The sample included African American (AA) and white veterans who were potential candidates for JR and were referred to Pittsburgh and Cleveland VA orthopedic clinics. Prior to a clinic visit, we assessed patient demographics, severity of OA, and preferences regarding JR (i.e., willingness to undergo JR). We then audio-recorded the visit and coded the recordings using the Roter Interaction Analysis System, which assesses qualities of communication such as patient-centeredness, physician verbal dominance, and effect. After first examining the relationship between patient race and JR recommendation using logistic regression adjusting for study site, changes in JR recommendation rates over time, and clustering by provider, we used backwards stepwise selection to identify additional factors significantly associated with the likelihood of receiving a recommendation for JR.
Analyses included visits of 278 white and 103 AA patients with 69 orthopedic doctors. After adjusting for site and changes over time, AA patients were significantly less likely than whites to receive a recommendation for JR (OR = .40, 95% CI = .22-.75). In the final adjusted model, however, this difference was not significant (OR = .60, 95% CI = .30-1.19). Patient preference was the strongest predictor of recommendation for JR, such that patients who were unsure, probably not willing, or definitely not willing to undergo JR were less likely to receive a JR recommendation (OR = .07, 95% CI = .01-.57). Other significant predictors of JR recommendations included positive doctor affect (OR = 1.14, 95% CI = 1.03-1.28), age greater than 70 (OR = 2.30, 95% CI = 1.06-4.99), and severity of OA (OR = 5.70, 95% CI = 1.77-18.38).

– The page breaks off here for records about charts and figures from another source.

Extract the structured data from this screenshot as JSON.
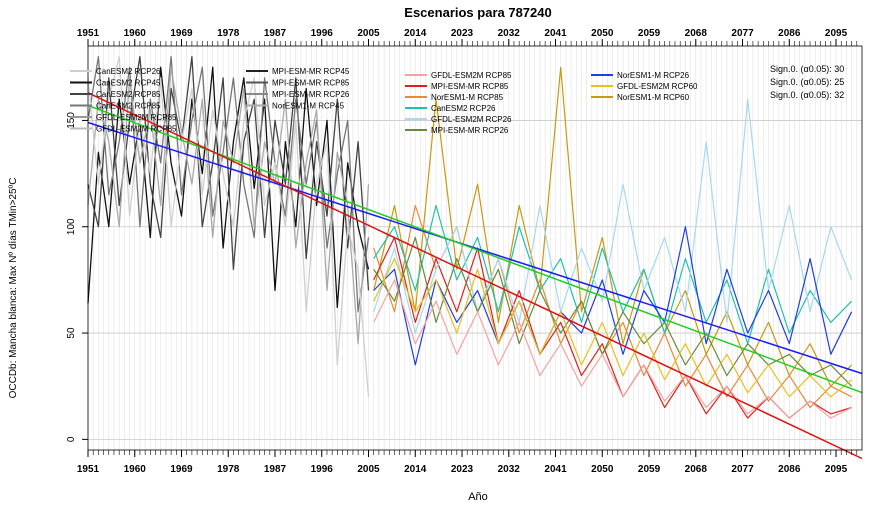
{
  "chart_data": {
    "type": "line",
    "title": "Escenarios para 787240",
    "xlabel": "Año",
    "ylabel": "OCCDb: Mancha blanca: Max Nº días TMin>25ºC",
    "xlim": [
      1951,
      2100
    ],
    "ylim": [
      -5,
      185
    ],
    "x_ticks": [
      1951,
      1960,
      1969,
      1978,
      1987,
      1996,
      2005,
      2014,
      2023,
      2032,
      2041,
      2050,
      2059,
      2068,
      2077,
      2086,
      2095
    ],
    "y_ticks": [
      0,
      50,
      100,
      150
    ],
    "grid": true,
    "legend_position": "top",
    "legend_hist": [
      {
        "name": "CanESM2 RCP26",
        "color": "#cfcfcf"
      },
      {
        "name": "CanESM2 RCP45",
        "color": "#111111"
      },
      {
        "name": "CanESM2 RCP85",
        "color": "#444444"
      },
      {
        "name": "CanESM2 RCP85",
        "color": "#777777"
      },
      {
        "name": "GFDL-ESM2M RCP85",
        "color": "#999999"
      },
      {
        "name": "GFDL-ESM2M RCP85",
        "color": "#bbbbbb"
      },
      {
        "name": "MPI-ESM-MR RCP45",
        "color": "#222222"
      },
      {
        "name": "MPI-ESM-MR RCP85",
        "color": "#555555"
      },
      {
        "name": "MPI-ESM-MR RCP26",
        "color": "#888888"
      },
      {
        "name": "NorESM1-M RCP45",
        "color": "#aaaaaa"
      }
    ],
    "legend_future": [
      {
        "name": "GFDL-ESM2M RCP85",
        "color": "#f4a3a3"
      },
      {
        "name": "MPI-ESM-MR RCP85",
        "color": "#e0201b"
      },
      {
        "name": "NorESM1-M RCP85",
        "color": "#e88a3a"
      },
      {
        "name": "CanESM2 RCP26",
        "color": "#20c0b0"
      },
      {
        "name": "GFDL-ESM2M RCP26",
        "color": "#a8d8f0"
      },
      {
        "name": "MPI-ESM-MR RCP26",
        "color": "#6a8a3a"
      },
      {
        "name": "NorESM1-M RCP26",
        "color": "#1f3fe0"
      },
      {
        "name": "GFDL-ESM2M RCP60",
        "color": "#e8c020"
      },
      {
        "name": "NorESM1-M RCP60",
        "color": "#c89a10"
      }
    ],
    "significance": [
      {
        "label": "Sign.0. (α0.05): 30",
        "color": "#3333ff"
      },
      {
        "label": "Sign.0. (α0.05): 25",
        "color": "#33cc33"
      },
      {
        "label": "Sign.0. (α0.05): 32",
        "color": "#ff2a2a"
      }
    ],
    "trends": [
      {
        "color": "#1a1aff",
        "x": [
          1951,
          2100
        ],
        "y": [
          149,
          31
        ]
      },
      {
        "color": "#22cc22",
        "x": [
          1951,
          2100
        ],
        "y": [
          157,
          22
        ]
      },
      {
        "color": "#e01010",
        "x": [
          1951,
          2100
        ],
        "y": [
          163,
          -9
        ]
      }
    ],
    "series_hist": [
      {
        "color": "#111111",
        "x": [
          1951,
          1953,
          1955,
          1957,
          1959,
          1961,
          1963,
          1965,
          1967,
          1969,
          1971,
          1973,
          1975,
          1977,
          1979,
          1981,
          1983,
          1985,
          1987,
          1989,
          1991,
          1993,
          1995,
          1997,
          1999,
          2001,
          2003,
          2005
        ],
        "y": [
          64,
          135,
          100,
          160,
          120,
          150,
          95,
          175,
          130,
          105,
          160,
          125,
          175,
          90,
          140,
          170,
          118,
          160,
          70,
          140,
          100,
          165,
          110,
          150,
          62,
          130,
          100,
          80
        ]
      },
      {
        "color": "#444444",
        "x": [
          1951,
          1953,
          1955,
          1957,
          1959,
          1961,
          1963,
          1965,
          1967,
          1969,
          1971,
          1973,
          1975,
          1977,
          1979,
          1981,
          1983,
          1985,
          1987,
          1989,
          1991,
          1993,
          1995,
          1997,
          1999,
          2001,
          2003,
          2005
        ],
        "y": [
          120,
          100,
          170,
          110,
          150,
          180,
          120,
          95,
          165,
          140,
          180,
          100,
          130,
          170,
          80,
          140,
          160,
          95,
          150,
          120,
          170,
          85,
          140,
          105,
          160,
          90,
          140,
          70
        ]
      },
      {
        "color": "#777777",
        "x": [
          1951,
          1953,
          1955,
          1957,
          1959,
          1961,
          1963,
          1965,
          1967,
          1969,
          1971,
          1973,
          1975,
          1977,
          1979,
          1981,
          1983,
          1985,
          1987,
          1989,
          1991,
          1993,
          1995,
          1997,
          1999,
          2001,
          2003,
          2005
        ],
        "y": [
          150,
          180,
          115,
          140,
          175,
          100,
          160,
          130,
          180,
          115,
          150,
          175,
          105,
          135,
          170,
          120,
          95,
          170,
          130,
          105,
          160,
          120,
          150,
          90,
          125,
          150,
          60,
          95
        ]
      },
      {
        "color": "#aaaaaa",
        "x": [
          1951,
          1953,
          1955,
          1957,
          1959,
          1961,
          1963,
          1965,
          1967,
          1969,
          1971,
          1973,
          1975,
          1977,
          1979,
          1981,
          1983,
          1985,
          1987,
          1989,
          1991,
          1993,
          1995,
          1997,
          1999,
          2001,
          2003,
          2005
        ],
        "y": [
          110,
          160,
          140,
          100,
          170,
          130,
          155,
          110,
          175,
          145,
          120,
          160,
          95,
          150,
          130,
          165,
          100,
          140,
          120,
          160,
          90,
          130,
          155,
          70,
          135,
          110,
          45,
          120
        ]
      },
      {
        "color": "#d0d0d0",
        "x": [
          1951,
          1953,
          1955,
          1957,
          1959,
          1961,
          1963,
          1965,
          1967,
          1969,
          1971,
          1973,
          1975,
          1977,
          1979,
          1981,
          1983,
          1985,
          1987,
          1989,
          1991,
          1993,
          1995,
          1997,
          1999,
          2001,
          2003,
          2005
        ],
        "y": [
          170,
          120,
          160,
          180,
          105,
          150,
          125,
          170,
          100,
          140,
          165,
          115,
          155,
          125,
          100,
          150,
          170,
          110,
          130,
          100,
          150,
          60,
          120,
          140,
          35,
          100,
          80,
          20
        ]
      }
    ],
    "series_future": [
      {
        "color": "#c89a10",
        "x": [
          2006,
          2010,
          2014,
          2018,
          2022,
          2026,
          2030,
          2034,
          2038,
          2042,
          2046,
          2050,
          2054,
          2058,
          2062,
          2066,
          2070,
          2074,
          2078,
          2082,
          2086,
          2090,
          2094,
          2098
        ],
        "y": [
          70,
          110,
          60,
          160,
          80,
          120,
          55,
          110,
          70,
          175,
          60,
          95,
          45,
          80,
          50,
          70,
          40,
          60,
          35,
          55,
          30,
          45,
          25,
          35
        ]
      },
      {
        "color": "#e88a3a",
        "x": [
          2006,
          2010,
          2014,
          2018,
          2022,
          2026,
          2030,
          2034,
          2038,
          2042,
          2046,
          2050,
          2054,
          2058,
          2062,
          2066,
          2070,
          2074,
          2078,
          2082,
          2086,
          2090,
          2094,
          2098
        ],
        "y": [
          90,
          60,
          110,
          80,
          100,
          60,
          85,
          50,
          75,
          45,
          65,
          40,
          55,
          30,
          50,
          25,
          40,
          20,
          35,
          18,
          30,
          15,
          25,
          20
        ]
      },
      {
        "color": "#e0201b",
        "x": [
          2006,
          2010,
          2014,
          2018,
          2022,
          2026,
          2030,
          2034,
          2038,
          2042,
          2046,
          2050,
          2054,
          2058,
          2062,
          2066,
          2070,
          2074,
          2078,
          2082,
          2086,
          2090,
          2094,
          2098
        ],
        "y": [
          75,
          95,
          55,
          85,
          60,
          90,
          45,
          70,
          40,
          55,
          30,
          45,
          20,
          35,
          15,
          30,
          12,
          25,
          10,
          20,
          10,
          18,
          12,
          15
        ]
      },
      {
        "color": "#20c0b0",
        "x": [
          2006,
          2010,
          2014,
          2018,
          2022,
          2026,
          2030,
          2034,
          2038,
          2042,
          2046,
          2050,
          2054,
          2058,
          2062,
          2066,
          2070,
          2074,
          2078,
          2082,
          2086,
          2090,
          2094,
          2098
        ],
        "y": [
          85,
          100,
          70,
          110,
          75,
          95,
          60,
          100,
          70,
          85,
          55,
          90,
          60,
          80,
          50,
          85,
          55,
          75,
          45,
          80,
          50,
          70,
          55,
          65
        ]
      },
      {
        "color": "#a8d8f0",
        "x": [
          2006,
          2010,
          2014,
          2018,
          2022,
          2026,
          2030,
          2034,
          2038,
          2042,
          2046,
          2050,
          2054,
          2058,
          2062,
          2066,
          2070,
          2074,
          2078,
          2082,
          2086,
          2090,
          2094,
          2098
        ],
        "y": [
          60,
          90,
          50,
          80,
          100,
          60,
          85,
          55,
          110,
          60,
          90,
          65,
          120,
          70,
          95,
          60,
          140,
          55,
          160,
          70,
          110,
          60,
          100,
          75
        ]
      },
      {
        "color": "#1f3fe0",
        "x": [
          2006,
          2010,
          2014,
          2018,
          2022,
          2026,
          2030,
          2034,
          2038,
          2042,
          2046,
          2050,
          2054,
          2058,
          2062,
          2066,
          2070,
          2074,
          2078,
          2082,
          2086,
          2090,
          2094,
          2098
        ],
        "y": [
          70,
          80,
          35,
          75,
          55,
          70,
          45,
          65,
          40,
          60,
          50,
          75,
          40,
          70,
          55,
          100,
          45,
          80,
          50,
          70,
          45,
          85,
          40,
          60
        ]
      },
      {
        "color": "#6a8a3a",
        "x": [
          2006,
          2010,
          2014,
          2018,
          2022,
          2026,
          2030,
          2034,
          2038,
          2042,
          2046,
          2050,
          2054,
          2058,
          2062,
          2066,
          2070,
          2074,
          2078,
          2082,
          2086,
          2090,
          2094,
          2098
        ],
        "y": [
          80,
          65,
          95,
          55,
          85,
          60,
          80,
          45,
          70,
          50,
          65,
          40,
          60,
          45,
          55,
          35,
          50,
          30,
          45,
          35,
          40,
          30,
          35,
          25
        ]
      },
      {
        "color": "#e8c020",
        "x": [
          2006,
          2010,
          2014,
          2018,
          2022,
          2026,
          2030,
          2034,
          2038,
          2042,
          2046,
          2050,
          2054,
          2058,
          2062,
          2066,
          2070,
          2074,
          2078,
          2082,
          2086,
          2090,
          2094,
          2098
        ],
        "y": [
          65,
          85,
          60,
          75,
          50,
          80,
          45,
          65,
          40,
          60,
          35,
          55,
          30,
          50,
          28,
          45,
          25,
          40,
          22,
          35,
          20,
          30,
          20,
          28
        ]
      },
      {
        "color": "#f4a3a3",
        "x": [
          2006,
          2010,
          2014,
          2018,
          2022,
          2026,
          2030,
          2034,
          2038,
          2042,
          2046,
          2050,
          2054,
          2058,
          2062,
          2066,
          2070,
          2074,
          2078,
          2082,
          2086,
          2090,
          2094,
          2098
        ],
        "y": [
          55,
          75,
          45,
          65,
          40,
          60,
          35,
          55,
          30,
          45,
          25,
          40,
          20,
          35,
          18,
          30,
          15,
          25,
          12,
          20,
          10,
          18,
          10,
          15
        ]
      }
    ]
  }
}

In this VA sample, the relationship between race and being recommended for joint replacement is primarily a function of patient preference.
Given previous evidence showing racial variation in patient preferences for elective treatments, understanding factors that shape patient preferences and how preferences get communicated may help reduce healthcare disparities.